Universities and schools are not immune to the Participatory Budgeting bug. In a recent article on the Nation website there was a report on an initiative in New York.
is pressing to bring the process to the City University of New York, one of the nation’s largest public universities featuring 24 campuses serving more than 270,000 students. Student Organization for Democratic Alternatives (SODA)
SODA is working with the Roosevelt Institute, which listed PB as one of its Top 10 Ideas for Economic Development, to make the potential of student participatory budgeting a reality. The article cites Chandni Tarek, a Queens College student involved with SODA, who said participatory budgeting “makes the democratic process more personal, the way it should be.”
In the UK PB is also starting to happen on campus, as reported in a recent blog by Jez Hall.

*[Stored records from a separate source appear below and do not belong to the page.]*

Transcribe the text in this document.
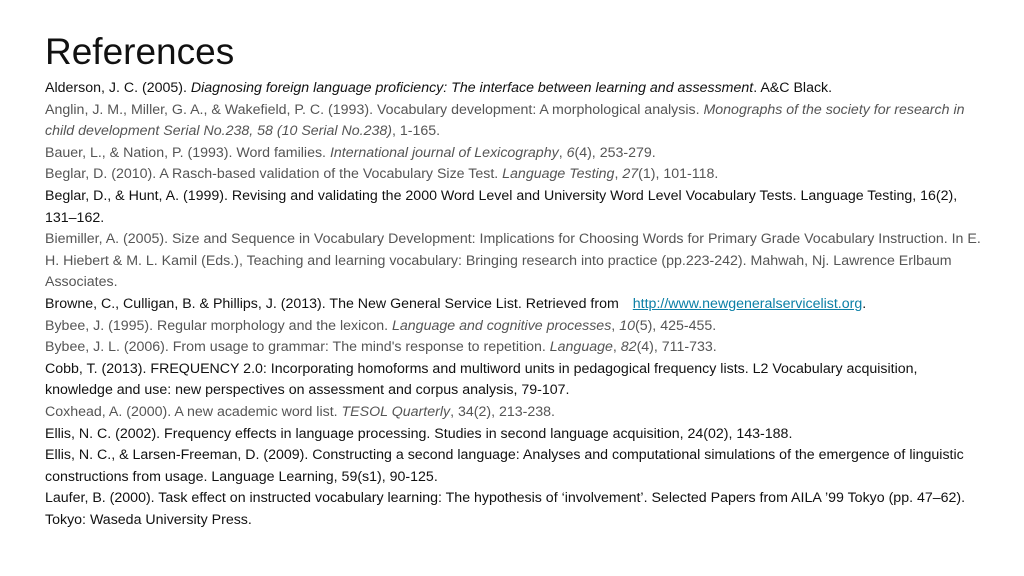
References
Alderson, J. C. (2005). Diagnosing foreign language proficiency: The interface between learning and assessment. A&C Black.
Anglin, J. M., Miller, G. A., & Wakefield, P. C. (1993). Vocabulary development: A morphological analysis. Monographs of the society for research in child development Serial No.238, 58 (10 Serial No.238), 1-165.
Bauer, L., & Nation, P. (1993). Word families. International journal of Lexicography, 6(4), 253-279.
Beglar, D. (2010). A Rasch-based validation of the Vocabulary Size Test. Language Testing, 27(1), 101-118.
Beglar, D., & Hunt, A. (1999). Revising and validating the 2000 Word Level and University Word Level Vocabulary Tests. Language Testing, 16(2), 131–162.
Biemiller, A. (2005). Size and Sequence in Vocabulary Development: Implications for Choosing Words for Primary Grade Vocabulary Instruction. In E. H. Hiebert & M. L. Kamil (Eds.), Teaching and learning vocabulary: Bringing research into practice (pp.223-242). Mahwah, Nj. Lawrence Erlbaum Associates.
Browne, C., Culligan, B. & Phillips, J. (2013). The New General Service List. Retrieved from http://www.newgeneralservicelist.org.
Bybee, J. (1995). Regular morphology and the lexicon. Language and cognitive processes, 10(5), 425-455.
Bybee, J. L. (2006). From usage to grammar: The mind's response to repetition. Language, 82(4), 711-733.
Cobb, T. (2013). FREQUENCY 2.0: Incorporating homoforms and multiword units in pedagogical frequency lists. L2 Vocabulary acquisition, knowledge and use: new perspectives on assessment and corpus analysis, 79-107.
Coxhead, A. (2000). A new academic word list. TESOL Quarterly, 34(2), 213-238.
Ellis, N. C. (2002). Frequency effects in language processing. Studies in second language acquisition, 24(02), 143-188.
Ellis, N. C., & Larsen-Freeman, D. (2009). Constructing a second language: Analyses and computational simulations of the emergence of linguistic constructions from usage. Language Learning, 59(s1), 90-125.
Laufer, B. (2000). Task effect on instructed vocabulary learning: The hypothesis of ‘involvement’. Selected Papers from AILA ’99 Tokyo (pp. 47–62). Tokyo: Waseda University Press.
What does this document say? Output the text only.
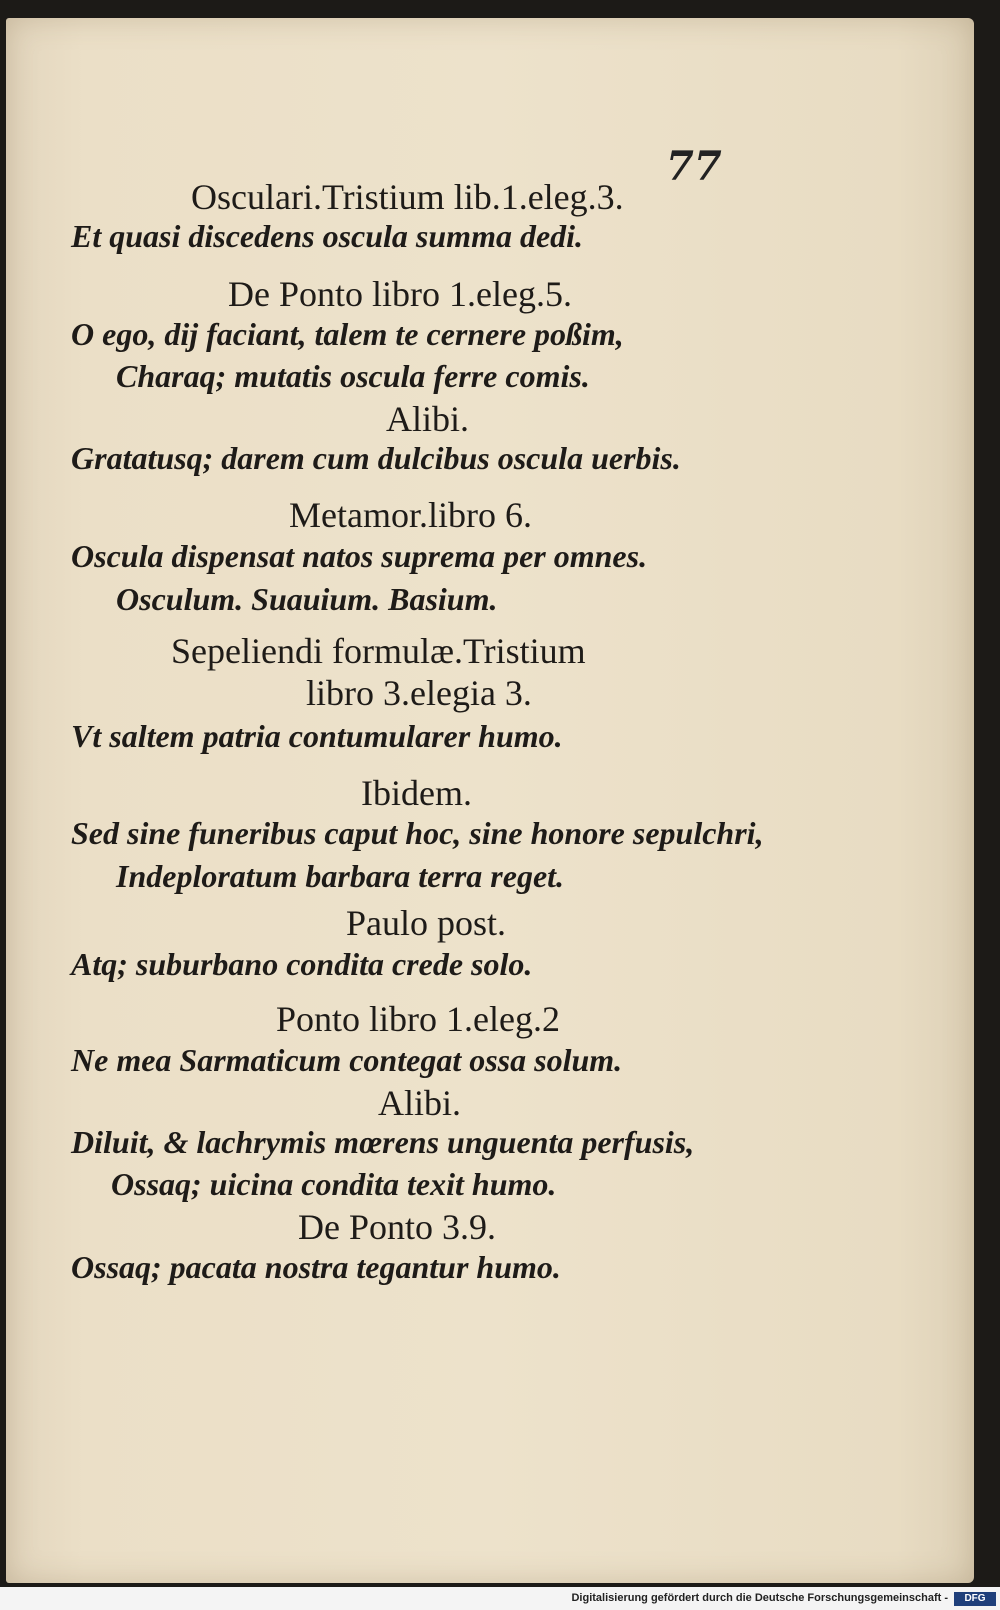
77
Osculari.Tristium lib.1.eleg.3.
Et quasi discedens oscula summa dedi.
De Ponto libro 1.eleg.5.
O ego, dij faciant, talem te cernere poßim,
Charaq; mutatis oscula ferre comis.
Alibi.
Gratatusq; darem cum dulcibus oscula uerbis.
Metamor.libro 6.
Oscula dispensat natos suprema per omnes.
Osculum. Suauium. Basium.
Sepeliendi formulæ.Tristium
libro 3.elegia 3.
Vt saltem patria contumularer humo.
Ibidem.
Sed sine funeribus caput hoc, sine honore sepulchri,
Indeploratum barbara terra reget.
Paulo post.
Atq; suburbano condita crede solo.
Ponto libro 1.eleg.2
Ne mea Sarmaticum contegat ossa solum.
Alibi.
Diluit, & lachrymis mœrens unguenta perfusis,
Ossaq; uicina condita texit humo.
De Ponto 3.9.
Ossaq; pacata nostra tegantur humo.
Digitalisierung gefördert durch die Deutsche Forschungsgemeinschaft -	DFG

SOAS Student Union has recently run a form of PB process to spend some of its own budget, and last year Leeds Trinity Student Union did the same. Lancaster Student Union had a similar initiative called ‘yours to spend’ last year.
But probably the most interesting attempt in the UK so far has been at Leeds University Union (LUU), which has a hybrid PB model, where ideas submitted are first screened by a randomly selected panel of students. If 75% agree, the idea passes and becomes Union policy.
If it fails to reach that level but receives above 25% approval it goes to the student body for a vote. If approved then it becomes policy for LUU to implement new work. All based on an idea emerging from a member of the student body.
So far all these UK examples are being led by students, often with the support of staff from the National Union of Students. One day, just maybe, Universities themselves will get the idea that good governance and student engagement matters, and PB is the way to do it.